Tag Archives: SVC Syndrome

Deadlines

“I love deadlines. I especially like the sound they make as they go whooshing by.” – Douglas Adams

I had January 1st pegged as the date of my big comeback. Start my press tour. Cut a duet with Rihanna. Perhaps be the Grand Marshall at the Rose Bowl parade (damn you Captain Chesley Sullenberger III!).

But alas – I had to hold off another  couple of weeks into the new year.

The good news is: I’m cancer free. My latest PET scans confirmed that. There were some questions about a very, very faint hotspot but the doc’s think its nothing to be concerned about. We will follow up on the next PET scan.

My tumor never really reduced in size. I still have a 10cm lump of tissue in my chest that they think will eventually harden into scar tissue. Although it’s not affecting my heart, lungs or vitals, it was still creating the SVC syndrome that had been giving me problems for the past year and change. I still got dizzy when I bent over. Headaches. Pain behind my eyes. I still wasn’t able to work, exercise or perform any moderate activity. It’s one of the reason that I stopped writing on my blog – it was difficult to concentrate.

The other good news is: I got the stent that I needed.

This past Wednesday, I went into Santa Monica hospital and got my portacath removed and a stent put in in the same procedure. My doctor was fantastic and everything went very well. He was able to widen my Vena Cava from 2mm to 12mm. I now feel 6x better.

I won’t go into details about the procedure, but there was a good bit of me getting wheeled around the hospital (to the wrong places), a fair bit of shaving and I got to take my port home with me afterwards as a keepsake.

Cancer free. No more SVC syndrome.

Ta da.

Why so anti-climactic, Steve? Why no celebration or big announcement? Why do you kind of sound like (pardon the expression) a douche?

Well, first of all, I didn’t go on this journey alone. Because of this blog, I took a lot of you with me along for the ride. And there are certain people in my life now who have had their own share of ups and downs with cancer – Karin, JJ and others. I wish that everyone could have the same outcome as I’ve had. But cancer doesn’t work that way. And that brings me down.

Also, I was told recently that someone said of my clear scans and recent improvement – “It must feel like being re-born.” Although I appreciate the sentiment of this statement, I can’t say I agree with it.

The scars are too fresh. I’m not sure exactly what lesson I’ve learned through all this.

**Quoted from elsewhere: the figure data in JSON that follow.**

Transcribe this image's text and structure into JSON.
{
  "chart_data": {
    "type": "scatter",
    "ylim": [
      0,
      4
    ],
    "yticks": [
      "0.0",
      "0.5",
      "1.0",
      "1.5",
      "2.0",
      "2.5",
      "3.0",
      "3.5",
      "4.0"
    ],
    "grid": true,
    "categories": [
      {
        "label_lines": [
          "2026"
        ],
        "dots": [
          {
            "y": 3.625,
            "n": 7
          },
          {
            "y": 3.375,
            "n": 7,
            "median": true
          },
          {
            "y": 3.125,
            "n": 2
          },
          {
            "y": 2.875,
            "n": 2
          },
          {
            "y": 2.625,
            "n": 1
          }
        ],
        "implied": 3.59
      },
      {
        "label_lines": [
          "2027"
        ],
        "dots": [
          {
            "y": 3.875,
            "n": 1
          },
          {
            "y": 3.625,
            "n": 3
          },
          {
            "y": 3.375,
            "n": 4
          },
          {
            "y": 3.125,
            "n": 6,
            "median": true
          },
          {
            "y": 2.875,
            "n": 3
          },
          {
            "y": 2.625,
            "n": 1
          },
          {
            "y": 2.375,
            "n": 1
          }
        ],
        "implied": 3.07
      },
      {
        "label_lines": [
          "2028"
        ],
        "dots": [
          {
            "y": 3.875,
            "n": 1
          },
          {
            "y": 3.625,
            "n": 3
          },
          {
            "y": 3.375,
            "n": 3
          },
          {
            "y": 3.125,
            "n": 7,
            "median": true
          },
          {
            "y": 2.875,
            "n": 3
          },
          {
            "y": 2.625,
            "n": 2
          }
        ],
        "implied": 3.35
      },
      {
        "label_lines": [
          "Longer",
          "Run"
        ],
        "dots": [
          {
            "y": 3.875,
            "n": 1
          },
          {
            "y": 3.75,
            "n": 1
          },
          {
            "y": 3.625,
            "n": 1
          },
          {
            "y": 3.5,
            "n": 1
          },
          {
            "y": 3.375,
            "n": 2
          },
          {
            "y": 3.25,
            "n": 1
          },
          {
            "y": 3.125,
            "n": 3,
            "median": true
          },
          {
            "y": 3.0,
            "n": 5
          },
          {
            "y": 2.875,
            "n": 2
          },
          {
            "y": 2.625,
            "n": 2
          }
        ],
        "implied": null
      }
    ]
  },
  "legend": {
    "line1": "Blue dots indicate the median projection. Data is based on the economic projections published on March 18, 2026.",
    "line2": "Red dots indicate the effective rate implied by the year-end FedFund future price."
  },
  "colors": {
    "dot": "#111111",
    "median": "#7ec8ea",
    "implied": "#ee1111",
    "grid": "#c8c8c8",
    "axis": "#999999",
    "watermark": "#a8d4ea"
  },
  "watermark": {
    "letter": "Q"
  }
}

I’ll always live with the fear of cancer coming back. Although I’m almost back to ‘normal’, I’m no longer sure exactly what normal is. And part of me feels guilty to be…dare I say it…cured.

I’m extremely grateful. To all of you. To my doctor’s and nurses. My wife and family. I’ve seen the best parts of people and learned a lot about myself and those around me. I’m grateful to not have those chemicals injected in me anymore. To not spend my weekends throwing up. To not have to smell the smell of the doctor’s office every week. I’m grateful for so so many things.

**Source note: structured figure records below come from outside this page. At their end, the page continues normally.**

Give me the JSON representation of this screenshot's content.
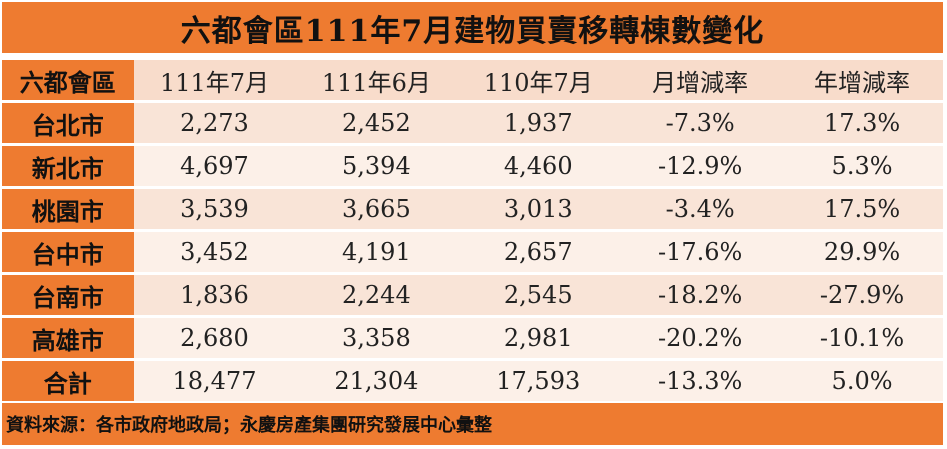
{
  "title": "六都會區111年7月建物買賣移轉棟數變化",
  "headers": [
    "六都會區",
    "111年7月",
    "111年6月",
    "110年7月",
    "月增減率",
    "年增減率"
  ],
  "rows": [
    {
      "name": "台北市",
      "values": [
        "2,273",
        "2,452",
        "1,937",
        "-7.3%",
        "17.3%"
      ]
    },
    {
      "name": "新北市",
      "values": [
        "4,697",
        "5,394",
        "4,460",
        "-12.9%",
        "5.3%"
      ]
    },
    {
      "name": "桃園市",
      "values": [
        "3,539",
        "3,665",
        "3,013",
        "-3.4%",
        "17.5%"
      ]
    },
    {
      "name": "台中市",
      "values": [
        "3,452",
        "4,191",
        "2,657",
        "-17.6%",
        "29.9%"
      ]
    },
    {
      "name": "台南市",
      "values": [
        "1,836",
        "2,244",
        "2,545",
        "-18.2%",
        "-27.9%"
      ]
    },
    {
      "name": "高雄市",
      "values": [
        "2,680",
        "3,358",
        "2,981",
        "-20.2%",
        "-10.1%"
      ]
    },
    {
      "name": "合計",
      "values": [
        "18,477",
        "21,304",
        "17,593",
        "-13.3%",
        "5.0%"
      ]
    }
  ],
  "footer": "資料來源：各市政府地政局；永慶房產集團研究發展中心彙整",
  "colors": {
    "accent": "#ee7b30",
    "cell_dark": "#f9e4d7",
    "cell_light": "#fcf0e8",
    "header_cell": "#f8dccb"
  }
}
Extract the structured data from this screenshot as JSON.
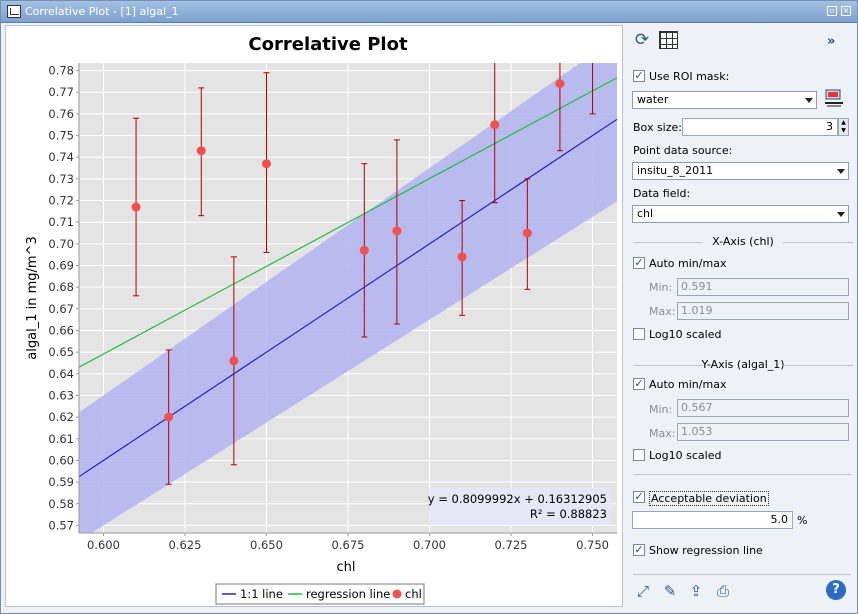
{
  "window": {
    "title": "Correlative Plot - [1] algal_1"
  },
  "colors": {
    "points": "#f05050",
    "regression": "#22bb44",
    "identity": "#2222bb",
    "band": "#b2b4f0",
    "plotbg": "#e4e4e4"
  },
  "chart_data": {
    "type": "scatter",
    "title": "Correlative Plot",
    "xlabel": "chl",
    "ylabel": "algal_1 in mg/m^3",
    "xlim": [
      0.5925,
      0.7575
    ],
    "ylim": [
      0.5665,
      0.7835
    ],
    "xticks": [
      "0.600",
      "0.625",
      "0.650",
      "0.675",
      "0.700",
      "0.725",
      "0.750"
    ],
    "xtick_values": [
      0.6,
      0.625,
      0.65,
      0.675,
      0.7,
      0.725,
      0.75
    ],
    "yticks": [
      "0.57",
      "0.58",
      "0.59",
      "0.60",
      "0.61",
      "0.62",
      "0.63",
      "0.64",
      "0.65",
      "0.66",
      "0.67",
      "0.68",
      "0.69",
      "0.70",
      "0.71",
      "0.72",
      "0.73",
      "0.74",
      "0.75",
      "0.76",
      "0.77",
      "0.78"
    ],
    "ytick_values": [
      0.57,
      0.58,
      0.59,
      0.6,
      0.61,
      0.62,
      0.63,
      0.64,
      0.65,
      0.66,
      0.67,
      0.68,
      0.69,
      0.7,
      0.71,
      0.72,
      0.73,
      0.74,
      0.75,
      0.76,
      0.77,
      0.78
    ],
    "points": [
      {
        "x": 0.61,
        "y": 0.717,
        "lo": 0.676,
        "hi": 0.758
      },
      {
        "x": 0.62,
        "y": 0.62,
        "lo": 0.589,
        "hi": 0.651
      },
      {
        "x": 0.63,
        "y": 0.743,
        "lo": 0.713,
        "hi": 0.772
      },
      {
        "x": 0.64,
        "y": 0.646,
        "lo": 0.598,
        "hi": 0.694
      },
      {
        "x": 0.65,
        "y": 0.737,
        "lo": 0.696,
        "hi": 0.779
      },
      {
        "x": 0.68,
        "y": 0.697,
        "lo": 0.657,
        "hi": 0.737
      },
      {
        "x": 0.69,
        "y": 0.706,
        "lo": 0.663,
        "hi": 0.748
      },
      {
        "x": 0.71,
        "y": 0.694,
        "lo": 0.667,
        "hi": 0.72
      },
      {
        "x": 0.72,
        "y": 0.755,
        "lo": 0.719,
        "hi": 0.79
      },
      {
        "x": 0.73,
        "y": 0.705,
        "lo": 0.679,
        "hi": 0.73
      },
      {
        "x": 0.74,
        "y": 0.774,
        "lo": 0.743,
        "hi": 0.79
      },
      {
        "x": 0.75,
        "y": 0.79,
        "lo": 0.76,
        "hi": 0.79
      }
    ],
    "regression": {
      "slope": 0.8099992,
      "intercept": 0.16312905
    },
    "deviation_percent": 5.0,
    "equation_text": "y = 0.8099992x + 0.16312905",
    "r2_text": "R² = 0.88823",
    "legend": [
      "1:1 line",
      "regression line",
      "chl"
    ],
    "grid": true
  },
  "sidebar": {
    "refresh_icon": "refresh-icon",
    "table_icon": "table-icon",
    "collapse_label": "»",
    "use_roi_label": "Use ROI mask:",
    "roi_value": "water",
    "box_size_label": "Box size:",
    "box_size_value": "3",
    "point_source_label": "Point data source:",
    "point_source_value": "insitu_8_2011",
    "data_field_label": "Data field:",
    "data_field_value": "chl",
    "xaxis_title": "X-Axis (chl)",
    "x_auto_label": "Auto min/max",
    "x_min_label": "Min:",
    "x_min_value": "0.591",
    "x_max_label": "Max:",
    "x_max_value": "1.019",
    "x_log_label": "Log10 scaled",
    "yaxis_title": "Y-Axis (algal_1)",
    "y_auto_label": "Auto min/max",
    "y_min_label": "Min:",
    "y_min_value": "0.567",
    "y_max_label": "Max:",
    "y_max_value": "1.053",
    "y_log_label": "Log10 scaled",
    "acceptable_label": "Acceptable deviation",
    "deviation_value": "5.0",
    "percent": "%",
    "show_regression_label": "Show regression line",
    "help": "?"
  }
}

But ‘reborn’? I never died. I just…changed. And now, I’m changed back. But different.

So, I guess I’m learning who this new, changed version of me is right now.

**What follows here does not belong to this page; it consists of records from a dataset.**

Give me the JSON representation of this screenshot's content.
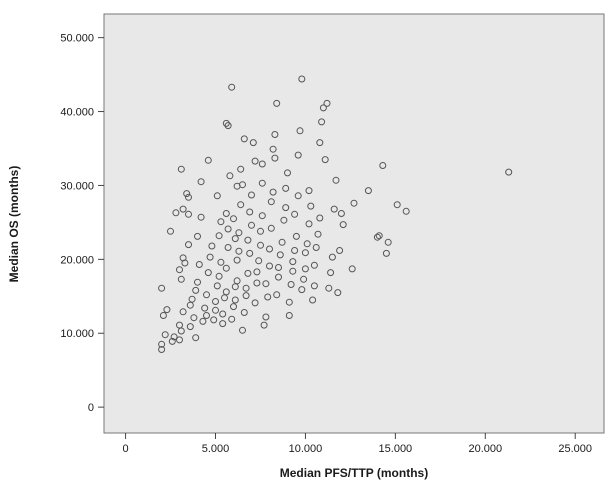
{
  "chart_data": {
    "type": "scatter",
    "title": "",
    "xlabel": "Median PFS/TTP (months)",
    "ylabel": "Median OS (months)",
    "xlim": [
      -1.2,
      26.6
    ],
    "ylim": [
      -3.5,
      53.2
    ],
    "xticks": [
      {
        "value": 0,
        "label": "0"
      },
      {
        "value": 5,
        "label": "5.000"
      },
      {
        "value": 10,
        "label": "10.000"
      },
      {
        "value": 15,
        "label": "15.000"
      },
      {
        "value": 20,
        "label": "20.000"
      },
      {
        "value": 25,
        "label": "25.000"
      }
    ],
    "yticks": [
      {
        "value": 0,
        "label": "0"
      },
      {
        "value": 10,
        "label": "10.000"
      },
      {
        "value": 20,
        "label": "20.000"
      },
      {
        "value": 30,
        "label": "30.000"
      },
      {
        "value": 40,
        "label": "40.000"
      },
      {
        "value": 50,
        "label": "50.000"
      }
    ],
    "grid": false,
    "plot_background": "#e8e8e8",
    "marker_color": "#555555",
    "points": [
      [
        2.0,
        8.5
      ],
      [
        2.0,
        7.8
      ],
      [
        2.1,
        12.4
      ],
      [
        2.0,
        16.1
      ],
      [
        2.2,
        9.8
      ],
      [
        2.3,
        13.2
      ],
      [
        2.6,
        8.9
      ],
      [
        2.7,
        9.5
      ],
      [
        2.8,
        26.3
      ],
      [
        2.5,
        23.8
      ],
      [
        3.0,
        9.1
      ],
      [
        3.1,
        10.3
      ],
      [
        3.0,
        11.1
      ],
      [
        3.2,
        12.9
      ],
      [
        3.1,
        17.3
      ],
      [
        3.0,
        18.6
      ],
      [
        3.2,
        20.2
      ],
      [
        3.3,
        19.5
      ],
      [
        3.1,
        32.2
      ],
      [
        3.2,
        26.8
      ],
      [
        3.5,
        28.4
      ],
      [
        3.4,
        28.9
      ],
      [
        3.5,
        26.1
      ],
      [
        3.5,
        22.0
      ],
      [
        3.6,
        13.8
      ],
      [
        3.7,
        14.6
      ],
      [
        3.6,
        10.9
      ],
      [
        3.8,
        12.1
      ],
      [
        3.9,
        9.4
      ],
      [
        3.9,
        15.8
      ],
      [
        4.0,
        16.9
      ],
      [
        4.1,
        19.3
      ],
      [
        4.0,
        23.1
      ],
      [
        4.2,
        25.7
      ],
      [
        4.2,
        30.5
      ],
      [
        4.3,
        11.6
      ],
      [
        4.4,
        13.4
      ],
      [
        4.5,
        12.4
      ],
      [
        4.5,
        15.2
      ],
      [
        4.6,
        18.2
      ],
      [
        4.7,
        20.3
      ],
      [
        4.8,
        21.8
      ],
      [
        4.6,
        33.4
      ],
      [
        4.9,
        11.8
      ],
      [
        5.0,
        13.1
      ],
      [
        5.0,
        14.3
      ],
      [
        5.1,
        16.4
      ],
      [
        5.2,
        17.7
      ],
      [
        5.3,
        19.6
      ],
      [
        5.2,
        23.2
      ],
      [
        5.3,
        25.1
      ],
      [
        5.1,
        28.6
      ],
      [
        5.4,
        11.3
      ],
      [
        5.4,
        12.6
      ],
      [
        5.5,
        14.8
      ],
      [
        5.6,
        15.6
      ],
      [
        5.6,
        18.8
      ],
      [
        5.7,
        21.6
      ],
      [
        5.7,
        24.1
      ],
      [
        5.6,
        26.2
      ],
      [
        5.8,
        31.3
      ],
      [
        5.6,
        38.4
      ],
      [
        5.7,
        38.1
      ],
      [
        5.9,
        43.3
      ],
      [
        5.9,
        11.9
      ],
      [
        6.0,
        13.6
      ],
      [
        6.1,
        14.5
      ],
      [
        6.1,
        16.3
      ],
      [
        6.2,
        17.1
      ],
      [
        6.2,
        19.9
      ],
      [
        6.3,
        21.1
      ],
      [
        6.1,
        22.8
      ],
      [
        6.3,
        23.6
      ],
      [
        6.0,
        25.5
      ],
      [
        6.4,
        27.4
      ],
      [
        6.2,
        29.9
      ],
      [
        6.4,
        32.2
      ],
      [
        6.6,
        36.3
      ],
      [
        6.5,
        30.1
      ],
      [
        6.5,
        10.4
      ],
      [
        6.6,
        12.8
      ],
      [
        6.7,
        15.1
      ],
      [
        6.7,
        16.1
      ],
      [
        6.8,
        18.1
      ],
      [
        6.9,
        20.8
      ],
      [
        6.8,
        22.6
      ],
      [
        7.0,
        24.6
      ],
      [
        6.9,
        26.4
      ],
      [
        7.0,
        28.7
      ],
      [
        7.1,
        35.8
      ],
      [
        7.2,
        33.3
      ],
      [
        7.2,
        14.1
      ],
      [
        7.3,
        16.8
      ],
      [
        7.3,
        18.3
      ],
      [
        7.4,
        19.8
      ],
      [
        7.5,
        21.9
      ],
      [
        7.5,
        23.8
      ],
      [
        7.6,
        25.9
      ],
      [
        7.6,
        30.3
      ],
      [
        7.6,
        32.9
      ],
      [
        7.7,
        11.1
      ],
      [
        7.8,
        12.2
      ],
      [
        7.9,
        14.9
      ],
      [
        7.8,
        16.7
      ],
      [
        8.0,
        19.1
      ],
      [
        8.0,
        21.4
      ],
      [
        8.1,
        24.2
      ],
      [
        8.1,
        27.8
      ],
      [
        8.2,
        29.1
      ],
      [
        8.2,
        34.9
      ],
      [
        8.3,
        33.7
      ],
      [
        8.3,
        36.9
      ],
      [
        8.4,
        41.1
      ],
      [
        8.4,
        15.2
      ],
      [
        8.5,
        17.6
      ],
      [
        8.5,
        18.9
      ],
      [
        8.6,
        20.6
      ],
      [
        8.7,
        22.3
      ],
      [
        8.8,
        25.3
      ],
      [
        8.9,
        27.0
      ],
      [
        8.9,
        29.6
      ],
      [
        9.0,
        31.7
      ],
      [
        9.1,
        12.4
      ],
      [
        9.1,
        14.2
      ],
      [
        9.2,
        16.6
      ],
      [
        9.3,
        18.4
      ],
      [
        9.3,
        19.7
      ],
      [
        9.4,
        21.2
      ],
      [
        9.5,
        23.1
      ],
      [
        9.4,
        26.1
      ],
      [
        9.6,
        28.6
      ],
      [
        9.6,
        34.1
      ],
      [
        9.8,
        44.4
      ],
      [
        9.7,
        37.4
      ],
      [
        9.8,
        15.9
      ],
      [
        9.9,
        17.3
      ],
      [
        10.0,
        18.7
      ],
      [
        10.0,
        20.9
      ],
      [
        10.1,
        22.1
      ],
      [
        10.2,
        24.8
      ],
      [
        10.3,
        27.2
      ],
      [
        10.2,
        29.3
      ],
      [
        10.4,
        14.5
      ],
      [
        10.5,
        16.4
      ],
      [
        10.5,
        19.2
      ],
      [
        10.6,
        21.6
      ],
      [
        10.7,
        23.4
      ],
      [
        10.8,
        25.6
      ],
      [
        10.8,
        35.8
      ],
      [
        10.9,
        38.6
      ],
      [
        11.0,
        40.5
      ],
      [
        11.1,
        33.5
      ],
      [
        11.2,
        41.1
      ],
      [
        11.3,
        16.1
      ],
      [
        11.4,
        18.2
      ],
      [
        11.5,
        20.3
      ],
      [
        11.6,
        26.8
      ],
      [
        11.7,
        30.7
      ],
      [
        11.8,
        15.5
      ],
      [
        11.9,
        21.2
      ],
      [
        12.1,
        24.7
      ],
      [
        12.0,
        26.2
      ],
      [
        12.6,
        18.7
      ],
      [
        12.7,
        27.6
      ],
      [
        13.5,
        29.3
      ],
      [
        14.0,
        23.0
      ],
      [
        14.1,
        23.2
      ],
      [
        14.3,
        32.7
      ],
      [
        14.5,
        20.8
      ],
      [
        14.6,
        22.3
      ],
      [
        15.1,
        27.4
      ],
      [
        15.6,
        26.5
      ],
      [
        21.3,
        31.8
      ]
    ]
  }
}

For me, the challenge of being a cancer patient wasn’t only about being a healthier person. It is in some ways about being a better person. I’m not sure why that is. I feel, in some way, that this is also part of the process of being cured.

I’ll continue to keep you informed as to what secrets of life become revealed to me.

As always – thank you for the love and support. I couldn’t have done it without you.